Liraglutide — a related drug that is sold as Victoza (for diabetes) and Saxenda (for weight loss) — can also significantly slow or halt the progression of type 2 diabetes.
SGLT2 inhibitors, another class of newer diabetes drugs, also show potential for people with prediabetes, perhaps especially for those with an increased risk of cardiovascular disease.
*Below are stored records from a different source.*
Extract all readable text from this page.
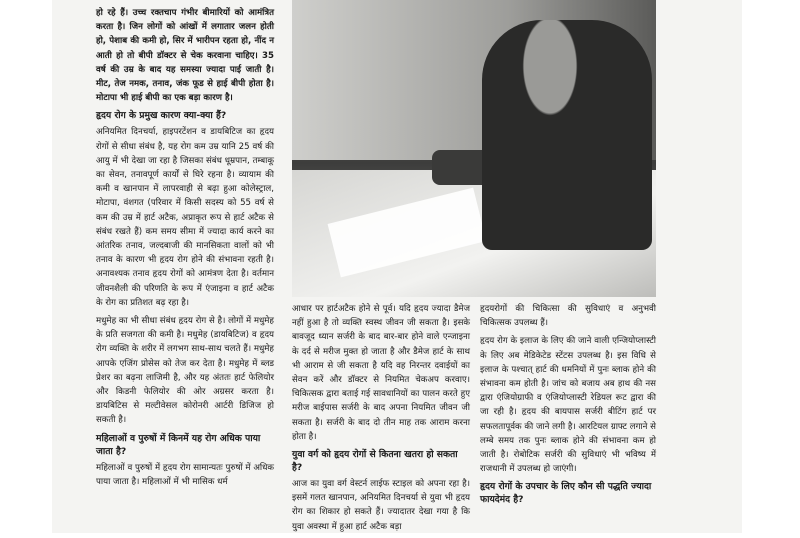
हो रहे हैं। उच्च रक्तचाप गंभीर बीमारियों को आमंत्रित करता है। जिन लोगों को आंखों में लगातार जलन होती हो, पेशाब की कमी हो, सिर में भारीपन रहता हो, नींद न आती हो तो बीपी डॉक्टर से चेक करवाना चाहिए। 35 वर्ष की उम्र के बाद यह समस्या ज्यादा पाई जाती है। मीट, तेज नमक, तनाव, जंक फूड से हाई बीपी होता है। मोटापा भी हाई बीपी का एक बड़ा कारण है।

हृदय रोग के प्रमुख कारण क्या-क्या हैं?

अनियमित दिनचर्या, हाइपरटेंशन व डायबिटिज का हृदय रोगों से सीधा संबंध है, यह रोग कम उम्र यानि 25 वर्ष की आयु में भी देखा जा रहा है जिसका संबंध धूम्रपान, तम्बाकू का सेवन, तनावपूर्ण कार्यों से घिरे रहना है। व्यायाम की कमी व खानपान में लापरवाही से बढ़ा हुआ कोलेस्ट्राल, मोटापा, वंशगत (परिवार में किसी सदस्य को 55 वर्ष से कम की उम्र में हार्ट अटैक, अप्राकृत रूप से हार्ट अटैक से संबंध रखते हैं) कम समय सीमा में ज्यादा कार्य करने का आंतरिक तनाव, जल्दबाजी की मानसिकता वालों को भी तनाव के कारण भी हृदय रोग होने की संभावना रहती है। अनावश्यक तनाव हृदय रोगों को आमंत्रण देता है। वर्तमान जीवनशैली की परिणति के रूप में एंजाइना व हार्ट अटैक के रोग का प्रतिशत बढ़ रहा है।

मधुमेह का भी सीधा संबंध हृदय रोग से है। लोगों में मधुमेह के प्रति सजगता की कमी है। मधुमेह (डायबिटिज) व हृदय रोग व्यक्ति के शरीर में लगभग साथ-साथ चलते हैं। मधुमेह आपके एजिंग प्रोसेस को तेज कर देता है। मधुमेह में ब्लड प्रेशर का बढ़ना लाजिमी है, और यह अंततः हार्ट फेलियोर और किडनी फेलियोर की ओर अग्रसर करता है। डायबिटिस से मल्टीवेसल कोरोनरी आर्टरी डिजिज हो सकती है।

महिलाओं व पुरुषों में किनमें यह रोग अधिक पाया जाता है?

महिलाओं व पुरुषों में हृदय रोग सामान्यतः पुरुषों में अधिक पाया जाता है। महिलाओं में भी मासिक धर्म

आधार पर हार्टअटैक होने से पूर्व। यदि हृदय ज्यादा डैमेज नहीं हुआ है तो व्यक्ति स्वस्थ जीवन जी सकता है। इसके बावजूद ध्यान सर्जरी के बाद बार-बार होने वाले एन्जाइना के दर्द से मरीज मुक्त हो जाता है और डैमेज हार्ट के साथ भी आराम से जी सकता है यदि वह निरन्तर दवाईयों का सेवन करें और डॉक्टर से नियमित चेकअप करवाए। चिकित्सक द्वारा बताई गई सावधानियों का पालन करते हुए मरीज बाईपास सर्जरी के बाद अपना नियमित जीवन जी सकता है। सर्जरी के बाद दो तीन माह तक आराम करना होता है।

युवा वर्ग को हृदय रोगों से कितना खतरा हो सकता है?

आज का युवा वर्ग वेस्टर्न लाईफ स्टाइल को अपना रहा है। इसमें गलत खानपान, अनियमित दिनचर्या से युवा भी हृदय रोग का शिकार हो सकते हैं। ज्यादातर देखा गया है कि युवा अवस्था में हुआ हार्ट अटैक बड़ा

हृदयरोगों की चिकित्सा की सुविधाएं व अनुभवी चिकित्सक उपलब्ध हैं।

हृदय रोग के इलाज के लिए की जाने वाली एन्जियोप्लास्टी के लिए अब मेडिकेटेड स्टेंटस उपलब्ध है। इस विधि से इलाज के पश्चात् हार्ट की धमनियों में पुनः ब्लाक होने की संभावना कम होती है। जांच को बजाय अब हाथ की नस द्वारा एंजियोग्राफी व एंजियोप्लास्टी रेडियल रूट द्वारा की जा रही है। हृदय की बायपास सर्जरी बीटिंग हार्ट पर सफलतापूर्वक की जाने लगी है। आरटियल ग्राफ्ट लगाने से लम्बे समय तक पुनः ब्लाक होने की संभावना कम हो जाती है। रोबोटिक सर्जरी की सुविधाएं भी भविष्य में राजधानी में उपलब्ध हो जाएंगी।

हृदय रोगों के उपचार के लिए कौन सी पद्धति ज्यादा फायदेमंद है?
The ADA has not yet given a clear endorsement for the use of these drugs for prediabetes, and doubtless wishes to see more research before rendering an official judgment. But the organization’s latest guidance has begun to open the door for doctors to use them off-label. The newest recommendations suggest the use of “more intensive preventive approaches” than metformin, and promote the use drugs “for weight management, minimizing the progression of hyperglycemia, cardiovascular risk reduction,” a clear reference to the touted benefits of GLP-1 receptor agonists like semaglutide and liraglutide.

Many clinicians are already comfortable prescribing Ozempic and other GLP-1 receptor agonists off-label as weight loss therapies; it is likely that many will also eagerly prescribe them for patients with diagnosed prediabetes.

Insurers, however, are unlikely to cover the cost of these pricey drugs, which as of this writing can have sticker prices as high as $1,000. For the foreseeable future, these “more intensive” prediabetes therapies will too exorbitant for most Americans.

The Bottom Line

Most people with prediabetes do not take any medication for their condition, and the FDA has not approved a single medication for use with prediabetes. Nevertheless, several diabetes drugs have shown that they can help delay or prevent the development of type 2 diabetes in these patients.

The American Diabetes Association recommends that clinicians “consider” the use of metformin in patients with a higher risk of type 2 diabetes, especially younger adults with extreme obesity, patients with blood sugar levels on the higher end of the prediabetes spectrum, and women with prediabetes and a history gestational diabetes.

It is also becoming more common for clinicians to prescribe the off-label use of more advanced drugs, such as GLP-1 receptor agonists, to their patients with prediabetes.